Em determinada cena, o médico recém-saído de uma recuperação, revela-se monstruoso e cruel. A maneira como ele trata a mulher que cuida de seus filhos é horrenda. Suas palavras de mau gosto ao rebaixar a pobre mulher que o ama é incrivelmente dilacerante. A mulher submissa àquela realidade servil aceita a humilhação. Mais adiante entenderemos os motivos dele, embora não haja desculpas para isto. A filha tenta proteger o irmão mais novo dos abusos cometidos contra ela pelo pai. Com isso, protege a inocência da criança, mas também a imagem do pai e a dela própria. A criança tende a “encobrir” os maus tratos causados pelas figuras dos cuidadores, pois necessita delas preservadas para poder dar curso ao seu desenvolvimento. Desta forma, a garota protege sua própria psique e a do irmão do abuso sofrido pela figura que deveria protege-la.
Toda criança precisa de acolhimento e de respostas às suas indagações para que possa compreender a realidade a sua volta. Quando não há espaço para a elaboração e para a compreensão do que a cerca, a criança preenche as lacunas através da fantasia ou da própria experiência.
Aos poucos, as pobres crianças vão se revelando tão cruéis e frias quanto seus pais e cuidadores.
Pela metade do filme, começam os boatos da guerra.
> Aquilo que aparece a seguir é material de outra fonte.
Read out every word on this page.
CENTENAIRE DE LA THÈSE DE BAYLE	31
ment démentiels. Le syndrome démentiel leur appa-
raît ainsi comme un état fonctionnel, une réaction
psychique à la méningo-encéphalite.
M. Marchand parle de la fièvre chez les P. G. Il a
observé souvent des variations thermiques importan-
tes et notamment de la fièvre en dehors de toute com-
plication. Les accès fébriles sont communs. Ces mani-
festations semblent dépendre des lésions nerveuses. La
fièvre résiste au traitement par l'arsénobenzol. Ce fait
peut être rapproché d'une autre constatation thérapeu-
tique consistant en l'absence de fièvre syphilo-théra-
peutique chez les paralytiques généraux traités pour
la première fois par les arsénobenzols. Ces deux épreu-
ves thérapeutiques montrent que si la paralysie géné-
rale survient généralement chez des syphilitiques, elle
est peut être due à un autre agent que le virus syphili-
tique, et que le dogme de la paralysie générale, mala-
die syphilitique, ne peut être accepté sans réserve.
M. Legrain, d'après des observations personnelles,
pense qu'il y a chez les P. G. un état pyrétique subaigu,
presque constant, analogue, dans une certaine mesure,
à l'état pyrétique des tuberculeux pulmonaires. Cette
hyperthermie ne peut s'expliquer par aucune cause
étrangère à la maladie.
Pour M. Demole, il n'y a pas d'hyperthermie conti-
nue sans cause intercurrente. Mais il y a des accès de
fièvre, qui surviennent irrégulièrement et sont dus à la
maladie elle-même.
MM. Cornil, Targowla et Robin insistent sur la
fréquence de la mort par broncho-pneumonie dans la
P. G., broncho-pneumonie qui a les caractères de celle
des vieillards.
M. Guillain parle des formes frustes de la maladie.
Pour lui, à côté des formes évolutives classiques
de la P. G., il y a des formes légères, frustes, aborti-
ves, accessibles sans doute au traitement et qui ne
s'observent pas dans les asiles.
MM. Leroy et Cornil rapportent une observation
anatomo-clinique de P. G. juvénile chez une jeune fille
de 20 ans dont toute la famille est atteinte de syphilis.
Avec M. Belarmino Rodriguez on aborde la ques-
Em determinado momento se narra a notícia do assassinato do arquiduque austríaco Francisco Fernando, que acaba desencadeando a temível Primeira Guerra Mundial. O que levou os líderes e políticos da Europa a estourar a guerra na verdade já estava arraigado nos seus corações e modos de vida.
Deste modo, uma das grandes reflexões que o filme nos permite é que somos reflexo do ambiente em que fomos criados, neste caso hostil e inflexível.
Neste ponto relembramos as cenas em que um dos filhos do pastor que pede para cuidar de um filhote de passarinho que encontrou ferido. Recebe do pai seu aval, mas com grande discurso de responsabilidade. Deixa claro que quando o pássaro melhorar ele terá que devolvê-lo a natureza. O animal, símbolo da liberdade e do espírito ganha aqui duplo simbolismo. O pai também mantém um pássaro engaiolado e pelo qual nutre grande apreço. Para atingi-lo e puni-lo sua filha sacrifica o animal, transpassando uma tesoura em seu corpo. O menino que cuidara devidamente do pássaro ferido se penaliza da dor do pai e ao invés de entregar o filhote de volta à mãe natureza, oferta-o ao pai como forma de reposição do objeto perdido. Mais uma cena que demonstra que, mesmo entre os mais pequenos, o ciclo patriarcal continuará exercendo sua força e engaiolará as possibilidades de mudança e de afeto.
Através das vivências do vilarejo, que representa aqui um microcosmos do cenário da Alemanha na época, A Fita Branca mostra as origens das guerras e da maldade em si. Quando se tira a inocência das indefesas crianças, pode-se esperar o pior! Porque inocência é a única coisa que elas não ensinarão quando adultas. Assim, o que se repete é um ciclo de unilateralidade, violência e terror, que não estrutura a prole para a vivência integrativa e da alteridade.
As escassas figuras que representam a função do sentimento e do afeto são os que “vieram de fora” do vilarejo. O professor, a babá e a esposa do barão. Mas eles não conseguem modificar a situação estagnada e repressora e todos acabam saindo o local.